ESSENTIALLY, THE opposition groups want the union to stop making concessionary deals with the city, and instead galvanize the membership to take a stand against the attacks from Bloomberg and Klein.

For example, when the union's contract with the city expired in October 2009, the UFT had the opportunity to publicize the city's draconian union-busting demands to its membership and the city at large amid a closely contested mayoral election. Instead, the union sat out the election and chose the passive option of going through a fact-finding procedure at with the state labor board.

The same fact-finding procedure resulted in major concessions in the 2005 contract. This time around, members were kept in the dark by a negotiating committee sworn to secrecy about the negotiations--that is, until the mayor trumpeted his contracted demands in a nationally publicized speech. To date, there has been no hint of action on the contract talks.

Meanwhile, the city has moved to shutter a number of high schools on the thinnest of educational justifications. This has forced the leadership to make some token mobilizations, including a series of rallies at individual hearings at schools and rally at the city's Panel for Education Policy meeting on January 26. Now that a successful lawsuit by the UFT and the NAACP has temporarily halted the closings, it is an open question whether mobilization will continue, or the UFT will continue to simply rely on the courts.

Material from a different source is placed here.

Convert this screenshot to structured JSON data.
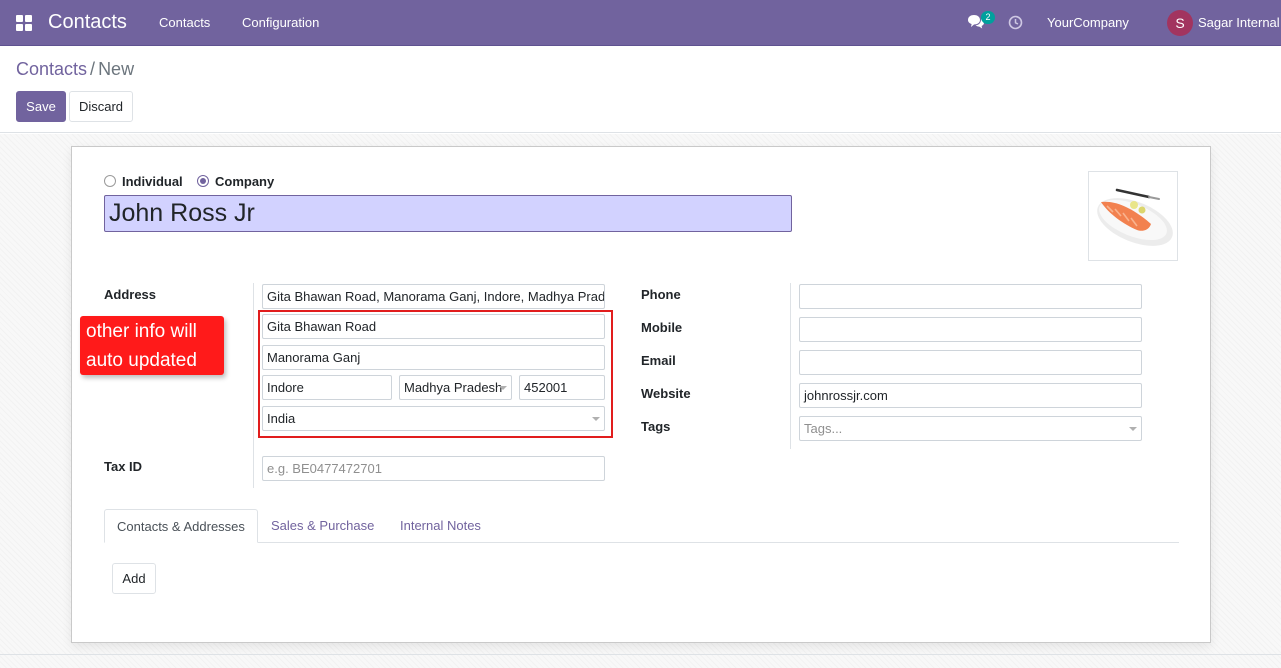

In this environment of increasing attacks on public education, new activists are joining the ranks of those who see the UFT leadership as an obstacle to struggle. Two new groups, Teachers Unite and the Grassroots Education Movement (GEM), have in particular made their presence felt in the past year, even though they are not directly involved in the elections.

Teachers Unite is a membership-based grouping mostly of younger teachers, organizing around a variety of issues. For its part, GEM has fought against the school closings and the encroachment of semi-private charter schools, particularly in Harlem, where they have been crowding out traditional public schools.

The opposition groups are in an uphill fight against the Unity machine, however. Unity has vast patronage resources at its disposal, including after-school jobs only open to caucus supporters and convention junkets to reward loyalists. Run on iron discipline-- members must forswear any external dissent--the caucus has maintained more or less absolute control over the union for decades.

However, there's growing anger and ferment among rank-and-file teachers as we see job security slipping away and no clear strategy from our union leadership to stop the erosion of our rights. Even if an opposition victory is almost impossible at the moment, a vote for ICE-TJC will help sent a message to our leadership and members across the city that fighting back is possible.

As ICE candidate for executive board Arthur Goldstein put it in a recent letter to his chapter:

We act in the interests of working teachers, and we don't fret over whether or not it will get us invited to the next convention or gala luncheon...We don't believe in dumping every gain we made over 20 years for a few points above the pattern. Nor do we believe in negotiating a 10 percent compensation increase for 10 percent more work and calling it a raise.